In this way, Pêra consistently, insistently hones in on the forms and structures of the early Soviet cinema, and of German Expressionism – both are concentrated in best film-noir style in “A Cidade de Cassiano”; In “Oito Oito”, the whole thing has more of a Z-Trash sharp-wittedness. Premier Vague is paid equal attention – as in “Dia do Musiko” (1998). All these forms have become part of the ´real´cinema culture, but paradoxically are always the ones that know best how to shake up cinema; even though they are sit there quite innocently, they are expressions and memories of scattered awakenings, which, although they have been looted for all they are worth, still possess that socio-cultural-political explosive power; so much so that whenever they are alluded to in whatever way, they still lend a particular purity, a directness, that huge revolutionary power. You could even say that the 20th Century never got the fear of them, the enclosure of demons.

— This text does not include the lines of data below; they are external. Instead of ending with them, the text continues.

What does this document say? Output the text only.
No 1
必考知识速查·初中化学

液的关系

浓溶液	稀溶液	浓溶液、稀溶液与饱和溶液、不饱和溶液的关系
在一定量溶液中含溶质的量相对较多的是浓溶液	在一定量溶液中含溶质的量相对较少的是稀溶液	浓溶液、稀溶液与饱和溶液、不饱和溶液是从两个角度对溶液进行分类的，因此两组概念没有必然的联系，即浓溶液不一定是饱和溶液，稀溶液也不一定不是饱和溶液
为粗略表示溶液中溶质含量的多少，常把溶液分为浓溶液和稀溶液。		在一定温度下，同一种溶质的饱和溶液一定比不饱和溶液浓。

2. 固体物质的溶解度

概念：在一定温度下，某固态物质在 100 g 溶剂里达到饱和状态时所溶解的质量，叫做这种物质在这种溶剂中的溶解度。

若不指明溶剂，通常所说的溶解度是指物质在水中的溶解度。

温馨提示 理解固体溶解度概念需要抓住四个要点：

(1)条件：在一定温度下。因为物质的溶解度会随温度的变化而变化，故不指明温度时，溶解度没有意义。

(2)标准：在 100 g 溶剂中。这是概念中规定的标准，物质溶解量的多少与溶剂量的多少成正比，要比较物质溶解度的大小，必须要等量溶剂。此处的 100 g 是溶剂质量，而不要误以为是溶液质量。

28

“És a nossa Fé” represents another variation on the idea of Cine-Dyaryus as an anti-newsreel; football, which in the form of a ritual is an intensely concentrated dosage of surrealism, which day by day shreds ´reality´. In this case, it is Sporting vs. Leixões, David vs Goliath…. At times football is the only acceptable reality, like cinema, and is observed by Pêra in the spirit of Verism, to end up crossing wires with the fascist past as part of the iconography of Portugal. In this way, football becomes a version of fascism via different means, or rather, fascism alone is a declaration – a ´realisation´of something deeper, which finds its voice in football. If you justapose football euphoria with an array of pictures of Christians mourning a pope´s passing, and pictures of good communists at the burial of one of their own, the chaos of all leftist and rightist myths and paradigms is complete (If you ignore the fact that Pêra would probably have been a football playing communists in a parallel universe).
Recognition through ecstasy. If there is a need to boil the Pêra phenomenon down to a single point, then perhaps that is it. His cinema, risen (again?) from the wreck of culture and pop-culture, is a Luso-Galactic Voodoo variation, and appropriately at that, with Pêra as a horse that history and all its many forms ride upon. In the Crowley / Pessoa style “Zombie Town 23” (1998), this voodoo idea is injected into the work, through pictures and quotes, though it was always really a key component.
But who are the zombies? The ideas/structures/images of the 20th Century, which the GradDa is steeped in; and therefore every print that is taken from them, every audiovisual project, every work that can be made from them (which the Luso-Galactic World then turns into a transcendent relation of necroreality…) In all this we have to perhaps gain a much deeper understanding of Pêra´s passion for Remix, and Protoremix, and the fragment, his passion for everything which keeps things moving, everything which animates. All this is what keeps the zombies alive, what gives them strength, a presence; it creates them in such a way that they can be experienced, can be considered. And so, just as we are sucked with full force into the reality tunnel of every work, we are spat back out at the end of it; or rather, the pull that Pêra´s works exert, can be experienced and perceived as a retreating moment – as something which mirrors the observer.